Hi all,
I’m in the process of trying to decommission my Synology NAS and finalise my migration over to TrueNas. The only data left on my Synology is Active Backups for Business from the past couple of years leading up to when I set TrueNas up and, irrationally, I’m keen to hold onto them if I can.
I think I’ve figured out a few ways I can do this but I’m not entirely sure how ZFS will handle the data from a de-duplication and wear-and-tear perspective.
There’s two main folders for Synology’s Active Backup data:
/volume1/ActiveBackupforBusiness/@ActiveBackup/(du -shreturns 39T)/volume1/ActiveBackupforBusiness/ActiveBackupData/(du -shreturns 1.3P)
The first is the ‘deduplicated’ backup folder. It appears that instead of using btrfs filesystem dedupe features it uses img.delta files and only backs up what has changed. How to re-assemble these img.delta files without the Active Backup software is unclear, but could be another option.
The second is an expanded virtual folder containing the assembled disk img files for each backup date. There’s a device_spec file providing information about each image and these disk images will mount as expected using a command like mount -o ro,loop,offset=135266304 2.img /mnt/e
I definitely have space for the deduplicated backups, and assuming I’m able to figure out how to reconstruct the image files that would be the preferable way to do this - as it presumably wouldn’t require ZFS dedupe at all.
However - if I can’t figure that out, how would ZFS handle the copying of data from the expanded backup folder? I’ve already prepared a dedicated pool: 330GB RAM, dedup enabled and a SSD dedup vdev.
1 ) How well would ZFS dedupe handle img files compared to regular files?
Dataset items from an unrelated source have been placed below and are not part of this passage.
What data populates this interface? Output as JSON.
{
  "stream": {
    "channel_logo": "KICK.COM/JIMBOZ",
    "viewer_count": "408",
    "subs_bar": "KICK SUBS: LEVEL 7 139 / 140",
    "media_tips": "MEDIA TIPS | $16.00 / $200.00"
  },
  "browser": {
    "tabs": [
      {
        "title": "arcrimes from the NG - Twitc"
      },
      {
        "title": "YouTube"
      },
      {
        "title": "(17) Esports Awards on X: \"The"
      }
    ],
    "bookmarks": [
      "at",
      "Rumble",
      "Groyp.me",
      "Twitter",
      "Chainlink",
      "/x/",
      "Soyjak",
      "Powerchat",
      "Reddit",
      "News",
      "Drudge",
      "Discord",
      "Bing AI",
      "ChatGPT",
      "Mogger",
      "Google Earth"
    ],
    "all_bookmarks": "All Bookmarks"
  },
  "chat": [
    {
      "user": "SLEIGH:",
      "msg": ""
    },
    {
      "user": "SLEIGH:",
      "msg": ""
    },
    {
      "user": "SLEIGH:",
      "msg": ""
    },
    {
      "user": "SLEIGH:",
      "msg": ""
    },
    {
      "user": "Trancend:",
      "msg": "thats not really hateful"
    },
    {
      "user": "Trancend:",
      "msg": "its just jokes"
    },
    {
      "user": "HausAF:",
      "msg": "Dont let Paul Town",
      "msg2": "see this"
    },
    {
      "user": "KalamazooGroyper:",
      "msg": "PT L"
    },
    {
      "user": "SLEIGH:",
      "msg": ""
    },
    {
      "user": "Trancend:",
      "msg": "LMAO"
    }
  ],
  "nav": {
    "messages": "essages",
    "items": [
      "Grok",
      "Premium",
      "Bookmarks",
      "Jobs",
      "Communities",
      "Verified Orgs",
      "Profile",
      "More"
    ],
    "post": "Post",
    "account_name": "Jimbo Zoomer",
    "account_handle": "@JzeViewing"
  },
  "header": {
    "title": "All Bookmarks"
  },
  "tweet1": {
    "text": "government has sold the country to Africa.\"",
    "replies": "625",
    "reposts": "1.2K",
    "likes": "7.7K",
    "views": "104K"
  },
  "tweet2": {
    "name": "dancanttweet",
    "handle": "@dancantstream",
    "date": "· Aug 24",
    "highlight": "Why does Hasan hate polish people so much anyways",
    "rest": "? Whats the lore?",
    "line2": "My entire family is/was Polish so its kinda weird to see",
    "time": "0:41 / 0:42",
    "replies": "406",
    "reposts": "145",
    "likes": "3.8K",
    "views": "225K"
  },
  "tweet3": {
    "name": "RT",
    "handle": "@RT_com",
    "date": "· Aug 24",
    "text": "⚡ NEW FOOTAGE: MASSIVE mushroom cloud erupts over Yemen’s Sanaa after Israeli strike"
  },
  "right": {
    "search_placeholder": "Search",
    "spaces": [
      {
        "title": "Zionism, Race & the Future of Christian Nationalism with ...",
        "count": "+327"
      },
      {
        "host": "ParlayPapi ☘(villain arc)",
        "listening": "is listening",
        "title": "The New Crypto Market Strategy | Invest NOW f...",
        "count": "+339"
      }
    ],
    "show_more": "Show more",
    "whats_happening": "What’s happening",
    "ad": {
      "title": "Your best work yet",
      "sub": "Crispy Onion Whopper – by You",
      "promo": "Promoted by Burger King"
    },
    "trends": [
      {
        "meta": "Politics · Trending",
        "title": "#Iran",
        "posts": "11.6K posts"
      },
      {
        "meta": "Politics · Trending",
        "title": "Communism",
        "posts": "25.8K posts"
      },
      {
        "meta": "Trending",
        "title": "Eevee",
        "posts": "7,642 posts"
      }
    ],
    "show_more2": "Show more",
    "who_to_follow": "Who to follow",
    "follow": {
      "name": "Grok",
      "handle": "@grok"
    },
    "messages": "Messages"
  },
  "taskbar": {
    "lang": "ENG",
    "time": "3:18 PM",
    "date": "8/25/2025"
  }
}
If I were to copy the img files across to TrueNas, would ZFS be able to dedupe them effectively or would I be better off mounting the img files and using rsync to sync the contents across as files?
It sounds like being one big monolithic file can cause issues for detecting duplicated blocks… which in my case is fine - I don’t need bootable or re-imagable disk images - I’m mainly concerned about archival of the tree and file attributes.
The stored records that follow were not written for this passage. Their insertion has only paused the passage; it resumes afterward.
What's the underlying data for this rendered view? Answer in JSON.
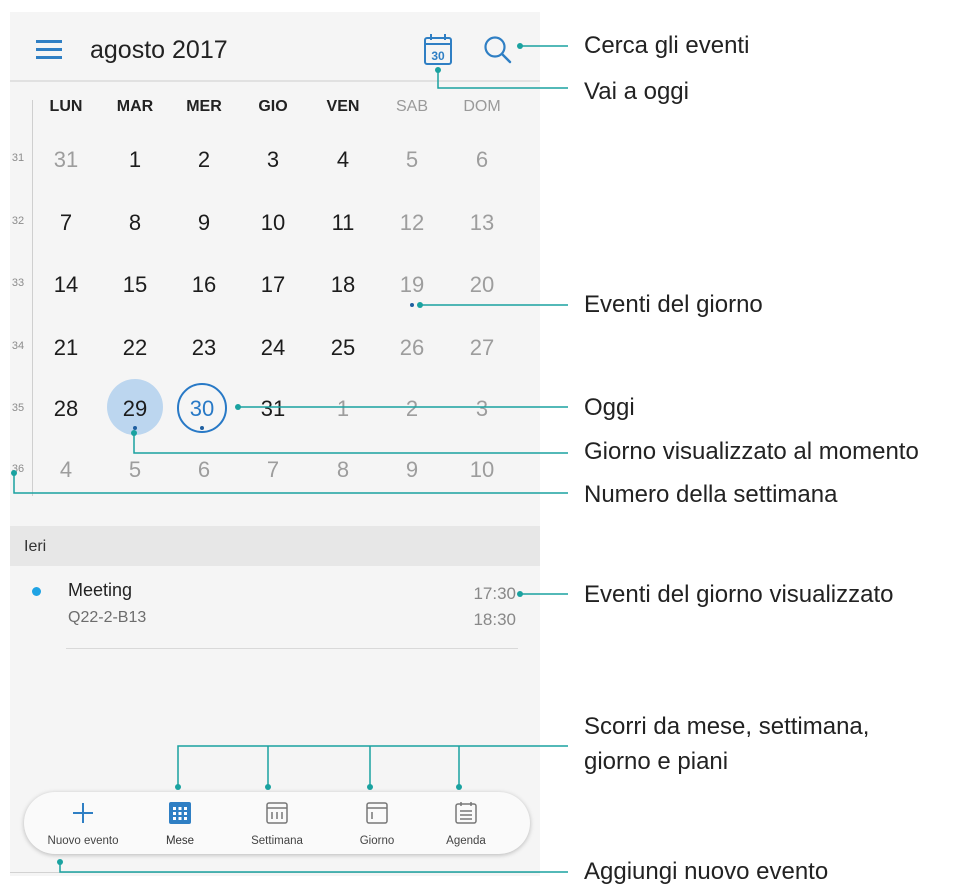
{
  "header": {
    "title": "agosto 2017",
    "today_icon_number": "30",
    "icons": {
      "menu": "hamburger-menu-icon",
      "today": "calendar-today-icon",
      "search": "search-icon"
    }
  },
  "weekdays": [
    "LUN",
    "MAR",
    "MER",
    "GIO",
    "VEN",
    "SAB",
    "DOM"
  ],
  "weeks": [
    {
      "number": "31",
      "days": [
        "31",
        "1",
        "2",
        "3",
        "4",
        "5",
        "6"
      ]
    },
    {
      "number": "32",
      "days": [
        "7",
        "8",
        "9",
        "10",
        "11",
        "12",
        "13"
      ]
    },
    {
      "number": "33",
      "days": [
        "14",
        "15",
        "16",
        "17",
        "18",
        "19",
        "20"
      ]
    },
    {
      "number": "34",
      "days": [
        "21",
        "22",
        "23",
        "24",
        "25",
        "26",
        "27"
      ]
    },
    {
      "number": "35",
      "days": [
        "28",
        "29",
        "30",
        "31",
        "1",
        "2",
        "3"
      ]
    },
    {
      "number": "36",
      "days": [
        "4",
        "5",
        "6",
        "7",
        "8",
        "9",
        "10"
      ]
    }
  ],
  "calendar_state": {
    "selected_day": "29",
    "today": "30",
    "days_with_events": [
      "19",
      "29",
      "30"
    ]
  },
  "agenda": {
    "section_label": "Ieri",
    "event": {
      "title": "Meeting",
      "location": "Q22-2-B13",
      "start": "17:30",
      "end": "18:30"
    }
  },
  "tabs": [
    {
      "label": "Nuovo evento",
      "icon": "plus-icon"
    },
    {
      "label": "Mese",
      "icon": "month-grid-icon"
    },
    {
      "label": "Settimana",
      "icon": "week-view-icon"
    },
    {
      "label": "Giorno",
      "icon": "day-view-icon"
    },
    {
      "label": "Agenda",
      "icon": "agenda-list-icon"
    }
  ],
  "callouts": {
    "search": "Cerca gli eventi",
    "today": "Vai a oggi",
    "day_events": "Eventi del giorno",
    "today_day": "Oggi",
    "selected_day": "Giorno visualizzato al momento",
    "week_number": "Numero della settimana",
    "shown_day_events": "Eventi del giorno visualizzato",
    "views_line1": "Scorri da mese, settimana,",
    "views_line2": "giorno e piani",
    "new_event": "Aggiungi nuovo evento"
  },
  "colors": {
    "accent": "#2879c6",
    "selected_fill": "#bcd6ef",
    "callout_line": "#1aa2a0",
    "event_dot": "#1fa3e4"
  }
}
2 ) Assuming ZFS dedupe did work here, what would the hardware impact be and would nopwrite reduce hard disk usage?
My presumption is that copying the img files would be the worst option from a hardware perspective because even if ZFS manages to deduplicate everything as well as the original Synology backup folder - I will have written 1.3 petabytes of data to my disks in the process. Not only would this take forever, that’s like 3-years worth of lifespan for the EXOS disks I use.
However, if I mount the images first then rsync the files - I can at least utilise snapshots and only sync changed files rather than the whole img file.
I’ve stumbled across ‘nop-write’ in the ZFS docs which seems to suggest that you can avoid writing data if it already exists and it specifies full-backups as one of it’s use cases. Is this applicable to copying disk images here? Though - I suspect that even if nop-write saves my hard drives from unnecessary writes I’m still probably looking at a monumentally large copy time since the blocks would have to be read into RAM, check-summed, compared to the dedupe table, repeat… for 1.3 petabytes of data.
In the process of writing this out I might have answered my own questions… but any thoughts are welcome and hopefully it helps someone out who is googling for answers to a similar conundrum.